Using a Different Embedding Model

The model parameter in step_hf_embed() specifies which embedding model to use. Different models may produce different feature quality depending on the domain.

# Higher-dimensional embeddings
recipe(sentiment ~ text, data = train_data) |>
  step_hf_embed(text, model = "BAAI/bge-base-en-v1.5")  # 768 dims

Inspecting and Tuning the Step

tidy() extracts the step’s configuration, and tunable() reports which parameters support tuning.

# View step configuration
tidy(rec_prepped, number = 1)

# Check tunable parameters
tunable(rec_prepped$steps[[1]])

Practical Considerations

API rate limits. bake() makes one API call per text row. For large datasets, pre-compute embeddings using hf_embed_chunks() which processes texts in parallel, writes checkpoints to disk (parquet format), and supports resume on interruption. Then read results with hf_read_chunks().
Caching strategy. Compute embeddings once on the training set during prep(), then reuse for predictions.

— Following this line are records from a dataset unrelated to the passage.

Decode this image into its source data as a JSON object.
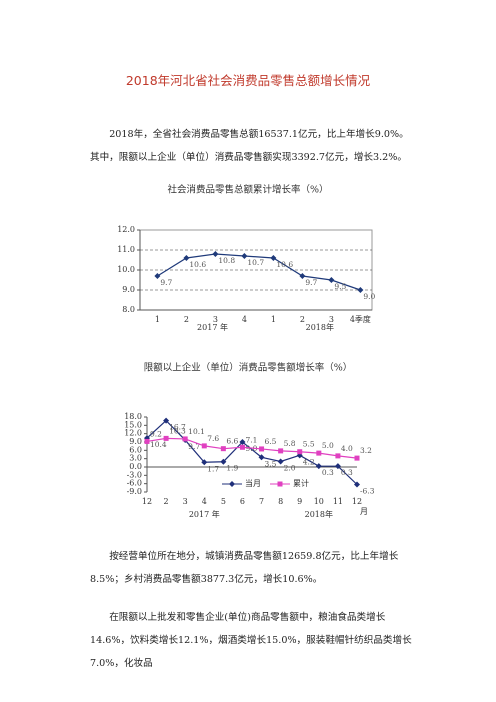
{
  "title": "2018年河北省社会消费品零售总额增长情况",
  "paragraphs": [
    "2018年，全省社会消费品零售总额16537.1亿元，比上年增长9.0%。其中，限额以上企业（单位）消费品零售额实现3392.7亿元，增长3.2%。",
    "按经营单位所在地分，城镇消费品零售额12659.8亿元，比上年增长8.5%；乡村消费品零售额3877.3亿元，增长10.6%。",
    "在限额以上批发和零售企业(单位)商品零售额中，粮油食品类增长14.6%，饮料类增长12.1%，烟酒类增长15.0%，服装鞋帽针纺织品类增长7.0%，化妆品"
  ],
  "chart_data": [
    {
      "type": "line",
      "title": "社会消费品零售总额累计增长率（%）",
      "categories": [
        "1",
        "2",
        "3",
        "4",
        "1",
        "2",
        "3",
        "4季度"
      ],
      "group_labels": [
        "2017 年",
        "2018年"
      ],
      "values": [
        9.7,
        10.6,
        10.8,
        10.7,
        10.6,
        9.7,
        9.5,
        9.0
      ],
      "value_labels": [
        "9.7",
        "10.6",
        "10.8",
        "10.7",
        "10.6",
        "9.7",
        "9.5",
        "9.0"
      ],
      "color": "#1f3a7a",
      "marker": "diamond",
      "ylim": [
        8,
        12
      ],
      "yticks": [
        {
          "value": 8,
          "label": "8.0"
        },
        {
          "value": 9,
          "label": "9.0"
        },
        {
          "value": 10,
          "label": "10.0"
        },
        {
          "value": 11,
          "label": "11.0"
        },
        {
          "value": 12,
          "label": "12.0"
        }
      ],
      "grid": true
    },
    {
      "type": "line",
      "title": "限额以上企业（单位）消费品零售额增长率（%）",
      "categories": [
        "12",
        "2",
        "3",
        "4",
        "5",
        "6",
        "7",
        "8",
        "9",
        "10",
        "11",
        "12"
      ],
      "x_unit": "月",
      "group_labels": [
        "2017 年",
        "2018年"
      ],
      "series": [
        {
          "name": "当月",
          "color": "#1f2f7a",
          "marker": "diamond",
          "values": [
            10.4,
            16.7,
            9.7,
            1.7,
            1.9,
            9.0,
            3.5,
            2.0,
            4.2,
            0.3,
            0.3,
            -6.3
          ],
          "value_labels": [
            "10.4",
            "16.7",
            "9.7",
            "1.7",
            "1.9",
            "9.0",
            "3.5",
            "2.0",
            "4.2",
            "0.3",
            "0.3",
            "-6.3"
          ]
        },
        {
          "name": "累计",
          "color": "#e040c0",
          "marker": "square",
          "values": [
            9.2,
            10.3,
            10.1,
            7.6,
            6.6,
            7.1,
            6.5,
            5.8,
            5.5,
            5.0,
            4.0,
            3.2
          ],
          "value_labels": [
            "9.2",
            "10.3",
            "10.1",
            "7.6",
            "6.6",
            "7.1",
            "6.5",
            "5.8",
            "5.5",
            "5.0",
            "4.0",
            "3.2"
          ]
        }
      ],
      "ylim": [
        -9,
        18
      ],
      "yticks": [
        {
          "value": -9,
          "label": "-9.0"
        },
        {
          "value": -6,
          "label": "-6.0"
        },
        {
          "value": -3,
          "label": "-3.0"
        },
        {
          "value": 0,
          "label": "0.0"
        },
        {
          "value": 3,
          "label": "3.0"
        },
        {
          "value": 6,
          "label": "6.0"
        },
        {
          "value": 9,
          "label": "9.0"
        },
        {
          "value": 12,
          "label": "12.0"
        },
        {
          "value": 15,
          "label": "15.0"
        },
        {
          "value": 18,
          "label": "18.0"
        }
      ],
      "grid": false,
      "legend": "bottom"
    }
  ]
}
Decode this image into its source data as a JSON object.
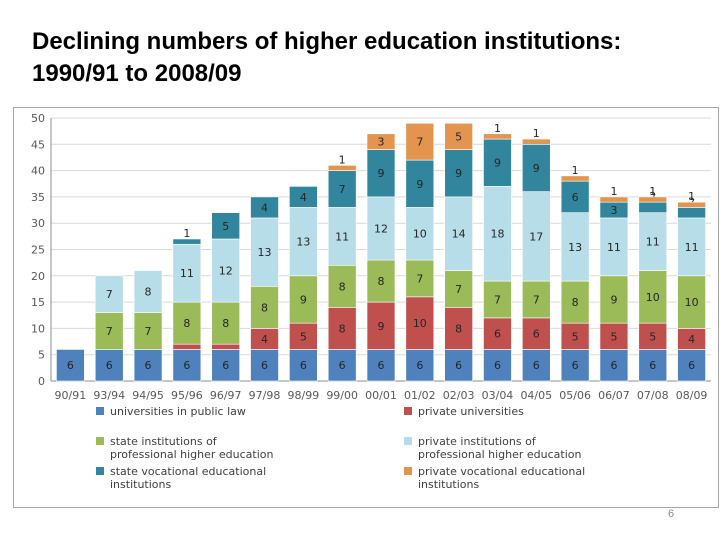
{
  "title": "Declining numbers of higher education institutions: 1990/91 to 2008/09",
  "page_number": "6",
  "colors": {
    "universities": "#4f81bd",
    "private_universities": "#c0504d",
    "state_professional": "#9bbb59",
    "private_professional": "#b7dee8",
    "state_vocational": "#31859c",
    "private_vocational": "#e3954f"
  },
  "chart_data": {
    "type": "bar",
    "stacked": true,
    "categories": [
      "90/91",
      "93/94",
      "94/95",
      "95/96",
      "96/97",
      "97/98",
      "98/99",
      "99/00",
      "00/01",
      "01/02",
      "02/03",
      "03/04",
      "04/05",
      "05/06",
      "06/07",
      "07/08",
      "08/09"
    ],
    "ylim": [
      0,
      50
    ],
    "yticks": [
      0,
      5,
      10,
      15,
      20,
      25,
      30,
      35,
      40,
      45,
      50
    ],
    "grid": true,
    "legend_position": "bottom",
    "series": [
      {
        "name": "universities in public law",
        "color": "#4f81bd",
        "values": [
          6,
          6,
          6,
          6,
          6,
          6,
          6,
          6,
          6,
          6,
          6,
          6,
          6,
          6,
          6,
          6,
          6
        ]
      },
      {
        "name": "private universities",
        "color": "#c0504d",
        "values": [
          0,
          0,
          0,
          1,
          1,
          4,
          5,
          8,
          9,
          10,
          8,
          6,
          6,
          5,
          5,
          5,
          4
        ]
      },
      {
        "name": "state institutions  of professional higher education",
        "color": "#9bbb59",
        "values": [
          0,
          7,
          7,
          8,
          8,
          8,
          9,
          8,
          8,
          7,
          7,
          7,
          7,
          8,
          9,
          10,
          10
        ]
      },
      {
        "name": "private institutions  of professional higher education",
        "color": "#b7dee8",
        "values": [
          0,
          7,
          8,
          11,
          12,
          13,
          13,
          11,
          12,
          10,
          14,
          18,
          17,
          13,
          11,
          11,
          11
        ]
      },
      {
        "name": "state vocational educational institutions",
        "color": "#31859c",
        "values": [
          0,
          0,
          0,
          1,
          5,
          4,
          4,
          7,
          9,
          9,
          9,
          9,
          9,
          6,
          3,
          2,
          2
        ]
      },
      {
        "name": "private vocational educational institutions",
        "color": "#e3954f",
        "values": [
          0,
          0,
          0,
          0,
          0,
          0,
          0,
          1,
          3,
          7,
          5,
          1,
          1,
          1,
          1,
          1,
          1
        ]
      }
    ]
  }
}
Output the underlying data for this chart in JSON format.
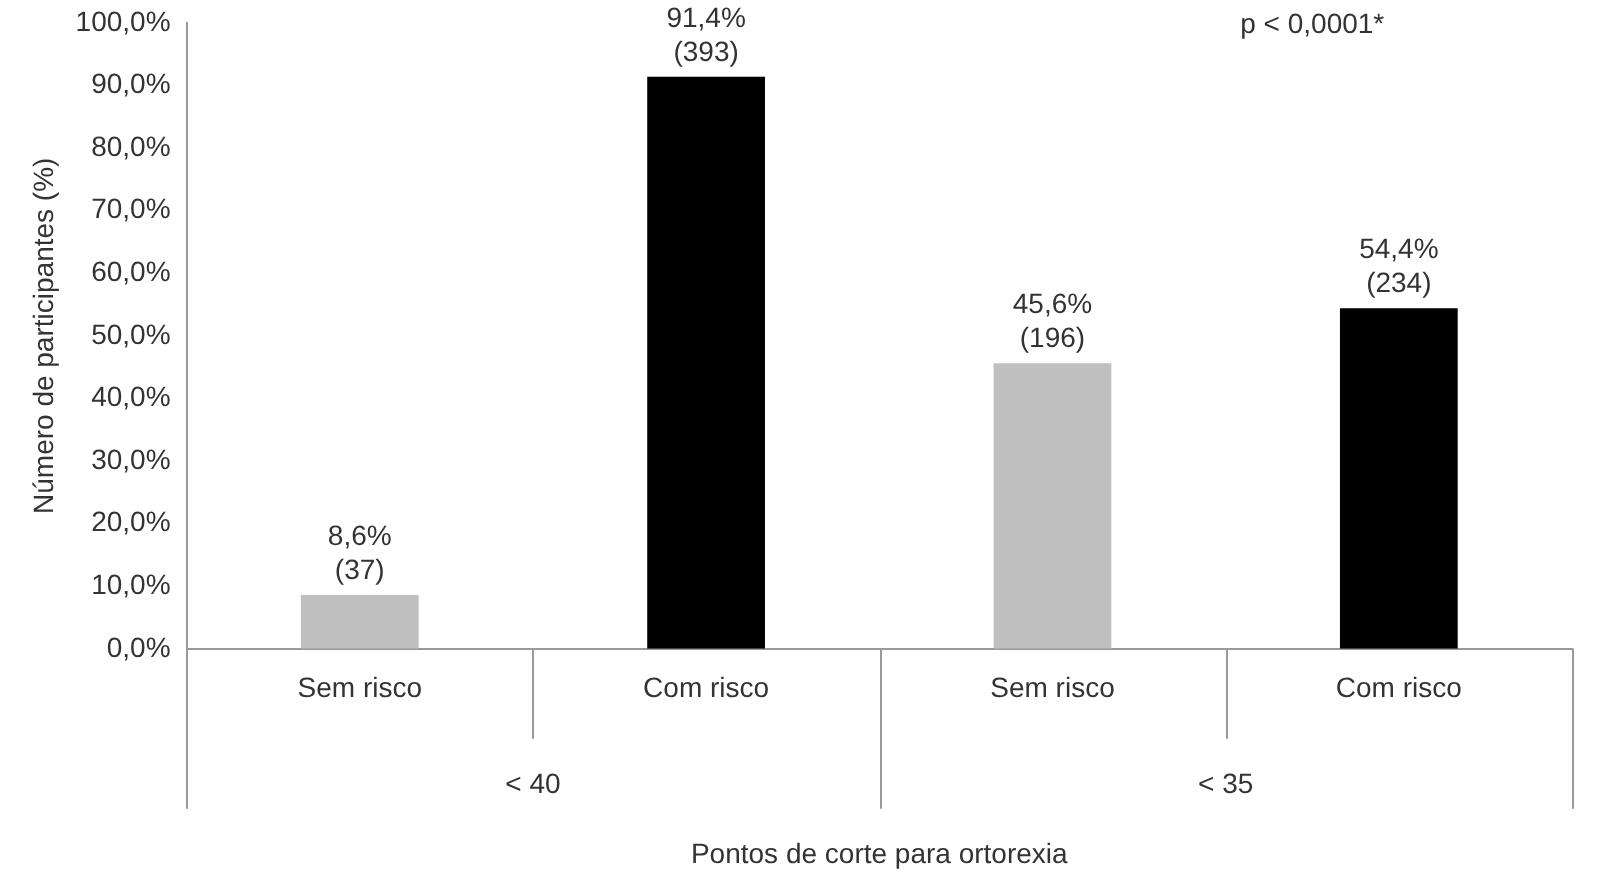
{
  "chart_data": {
    "type": "bar",
    "xlabel": "Pontos de corte para ortorexia",
    "ylabel": "Número de participantes (%)",
    "categories": [
      "Sem risco",
      "Com risco",
      "Sem risco",
      "Com risco"
    ],
    "values": [
      8.6,
      91.4,
      45.6,
      54.4
    ],
    "colors": [
      "#bfbfbf",
      "#000000",
      "#bfbfbf",
      "#000000"
    ],
    "value_labels": [
      "8,6%\n(37)",
      "91,4%\n(393)",
      "45,6%\n(196)",
      "54,4%\n(234)"
    ],
    "ylim": [
      0,
      100
    ],
    "yticks": [
      {
        "value": 0,
        "label": "0,0%"
      },
      {
        "value": 10,
        "label": "10,0%"
      },
      {
        "value": 20,
        "label": "20,0%"
      },
      {
        "value": 30,
        "label": "30,0%"
      },
      {
        "value": 40,
        "label": "40,0%"
      },
      {
        "value": 50,
        "label": "50,0%"
      },
      {
        "value": 60,
        "label": "60,0%"
      },
      {
        "value": 70,
        "label": "70,0%"
      },
      {
        "value": 80,
        "label": "80,0%"
      },
      {
        "value": 90,
        "label": "90,0%"
      },
      {
        "value": 100,
        "label": "100,0%"
      }
    ],
    "annotations": [
      "p < 0,0001*",
      "< 40",
      "< 35"
    ],
    "grid": false,
    "legend": false
  }
}
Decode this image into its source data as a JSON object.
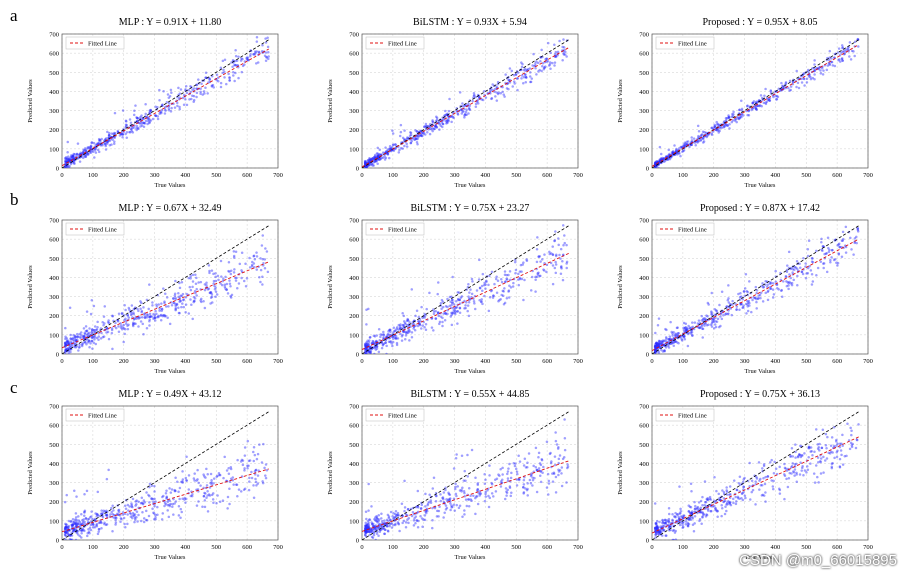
{
  "row_labels": [
    "a",
    "b",
    "c"
  ],
  "watermark": "CSDN @m0_66015895",
  "chart_data": [
    {
      "type": "scatter",
      "row": "a",
      "title": "MLP : Y = 0.91X + 11.80",
      "xlabel": "True Values",
      "ylabel": "Predicted Values",
      "legend": "Fitted Line",
      "legend_position": "top-left",
      "xlim": [
        0,
        700
      ],
      "ylim": [
        0,
        700
      ],
      "xticks": [
        0,
        100,
        200,
        300,
        400,
        500,
        600,
        700
      ],
      "yticks": [
        0,
        100,
        200,
        300,
        400,
        500,
        600,
        700
      ],
      "fit": {
        "slope": 0.91,
        "intercept": 11.8
      },
      "identity_line": true,
      "scatter": {
        "n": 520,
        "noise": 28,
        "seed": 11
      },
      "grid": true
    },
    {
      "type": "scatter",
      "row": "a",
      "title": "BiLSTM : Y = 0.93X + 5.94",
      "xlabel": "True Values",
      "ylabel": "Predicted Values",
      "legend": "Fitted Line",
      "legend_position": "top-left",
      "xlim": [
        0,
        700
      ],
      "ylim": [
        0,
        700
      ],
      "xticks": [
        0,
        100,
        200,
        300,
        400,
        500,
        600,
        700
      ],
      "yticks": [
        0,
        100,
        200,
        300,
        400,
        500,
        600,
        700
      ],
      "fit": {
        "slope": 0.93,
        "intercept": 5.94
      },
      "identity_line": true,
      "scatter": {
        "n": 520,
        "noise": 24,
        "seed": 12
      },
      "grid": true
    },
    {
      "type": "scatter",
      "row": "a",
      "title": "Proposed : Y = 0.95X + 8.05",
      "xlabel": "True Values",
      "ylabel": "Predicted Values",
      "legend": "Fitted Line",
      "legend_position": "top-left",
      "xlim": [
        0,
        700
      ],
      "ylim": [
        0,
        700
      ],
      "xticks": [
        0,
        100,
        200,
        300,
        400,
        500,
        600,
        700
      ],
      "yticks": [
        0,
        100,
        200,
        300,
        400,
        500,
        600,
        700
      ],
      "fit": {
        "slope": 0.95,
        "intercept": 8.05
      },
      "identity_line": true,
      "scatter": {
        "n": 520,
        "noise": 18,
        "seed": 13
      },
      "grid": true
    },
    {
      "type": "scatter",
      "row": "b",
      "title": "MLP : Y = 0.67X + 32.49",
      "xlabel": "True Values",
      "ylabel": "Predicted Values",
      "legend": "Fitted Line",
      "legend_position": "top-left",
      "xlim": [
        0,
        700
      ],
      "ylim": [
        0,
        700
      ],
      "xticks": [
        0,
        100,
        200,
        300,
        400,
        500,
        600,
        700
      ],
      "yticks": [
        0,
        100,
        200,
        300,
        400,
        500,
        600,
        700
      ],
      "fit": {
        "slope": 0.67,
        "intercept": 32.49
      },
      "identity_line": true,
      "scatter": {
        "n": 520,
        "noise": 48,
        "seed": 21
      },
      "grid": true
    },
    {
      "type": "scatter",
      "row": "b",
      "title": "BiLSTM : Y = 0.75X + 23.27",
      "xlabel": "True Values",
      "ylabel": "Predicted Values",
      "legend": "Fitted Line",
      "legend_position": "top-left",
      "xlim": [
        0,
        700
      ],
      "ylim": [
        0,
        700
      ],
      "xticks": [
        0,
        100,
        200,
        300,
        400,
        500,
        600,
        700
      ],
      "yticks": [
        0,
        100,
        200,
        300,
        400,
        500,
        600,
        700
      ],
      "fit": {
        "slope": 0.75,
        "intercept": 23.27
      },
      "identity_line": true,
      "scatter": {
        "n": 520,
        "noise": 45,
        "seed": 22
      },
      "grid": true
    },
    {
      "type": "scatter",
      "row": "b",
      "title": "Proposed : Y = 0.87X + 17.42",
      "xlabel": "True Values",
      "ylabel": "Predicted Values",
      "legend": "Fitted Line",
      "legend_position": "top-left",
      "xlim": [
        0,
        700
      ],
      "ylim": [
        0,
        700
      ],
      "xticks": [
        0,
        100,
        200,
        300,
        400,
        500,
        600,
        700
      ],
      "yticks": [
        0,
        100,
        200,
        300,
        400,
        500,
        600,
        700
      ],
      "fit": {
        "slope": 0.87,
        "intercept": 17.42
      },
      "identity_line": true,
      "scatter": {
        "n": 520,
        "noise": 36,
        "seed": 23
      },
      "grid": true
    },
    {
      "type": "scatter",
      "row": "c",
      "title": "MLP : Y = 0.49X + 43.12",
      "xlabel": "True Values",
      "ylabel": "Predicted Values",
      "legend": "Fitted Line",
      "legend_position": "top-left",
      "xlim": [
        0,
        700
      ],
      "ylim": [
        0,
        700
      ],
      "xticks": [
        0,
        100,
        200,
        300,
        400,
        500,
        600,
        700
      ],
      "yticks": [
        0,
        100,
        200,
        300,
        400,
        500,
        600,
        700
      ],
      "fit": {
        "slope": 0.49,
        "intercept": 43.12
      },
      "identity_line": true,
      "scatter": {
        "n": 520,
        "noise": 55,
        "seed": 31
      },
      "grid": true
    },
    {
      "type": "scatter",
      "row": "c",
      "title": "BiLSTM : Y = 0.55X + 44.85",
      "xlabel": "True Values",
      "ylabel": "Predicted Values",
      "legend": "Fitted Line",
      "legend_position": "top-left",
      "xlim": [
        0,
        700
      ],
      "ylim": [
        0,
        700
      ],
      "xticks": [
        0,
        100,
        200,
        300,
        400,
        500,
        600,
        700
      ],
      "yticks": [
        0,
        100,
        200,
        300,
        400,
        500,
        600,
        700
      ],
      "fit": {
        "slope": 0.55,
        "intercept": 44.85
      },
      "identity_line": true,
      "scatter": {
        "n": 520,
        "noise": 55,
        "seed": 32
      },
      "grid": true
    },
    {
      "type": "scatter",
      "row": "c",
      "title": "Proposed : Y = 0.75X + 36.13",
      "xlabel": "True Values",
      "ylabel": "Predicted Values",
      "legend": "Fitted Line",
      "legend_position": "top-left",
      "xlim": [
        0,
        700
      ],
      "ylim": [
        0,
        700
      ],
      "xticks": [
        0,
        100,
        200,
        300,
        400,
        500,
        600,
        700
      ],
      "yticks": [
        0,
        100,
        200,
        300,
        400,
        500,
        600,
        700
      ],
      "fit": {
        "slope": 0.75,
        "intercept": 36.13
      },
      "identity_line": true,
      "scatter": {
        "n": 520,
        "noise": 48,
        "seed": 33
      },
      "grid": true
    }
  ]
}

The recipe stores the trained step configuration.
Batch processing. For datasets too large for step_hf_embed(), use hf_embed_batch() (in-memory parallel) or hf_embed_chunks() (disk checkpoints) to pre-compute embeddings, then join them to your training data.
Model selection. Smaller embedding models (384 dims) train downstream models faster. Larger models (768+ dims) may improve accuracy for nuanced tasks. Experiment on a validation set.

End-to-End Example: Topic Classification Pipeline

This example combines Hub discovery, dataset loading, and modeling into a complete workflow.

library(tidymodels)

# Step 1: Discover a suitable dataset
hf_search_datasets(search = "news classification", limit = 5)

# Step 2: Load and prepare data
news_train <- hf_load_dataset("stanfordnlp/imdb", split = "train", limit = 300) |>
  mutate(label = factor(ifelse(label == 1, "positive", "negative"))) |>
  select(text, label)

news_test <- hf_load_dataset("stanfordnlp/imdb", split = "test", limit = 100) |>
  mutate(label = factor(ifelse(label == 1, "positive", "negative"))) |>
  select(text, label)

# Step 3: Find a good embedding model
hf_search_models(task = "feature-extraction", search = "bge", limit = 5)

# Step 4: Build and train the pipeline
wf <- workflow() |>
  add_recipe(
    recipe(label ~ text, data = news_train) |>
      step_hf_embed(text, model = "BAAI/bge-small-en-v1.5")
  ) |>
  add_model(logistic_reg())

fitted <- fit(wf, data = news_train)

# Step 5: Evaluate
results <- predict(fitted, news_test) |>
  bind_cols(news_test)

results |>
  conf_mat(truth = label, estimate = .pred_class)

results |>
  metrics(truth = label, estimate = .pred_class)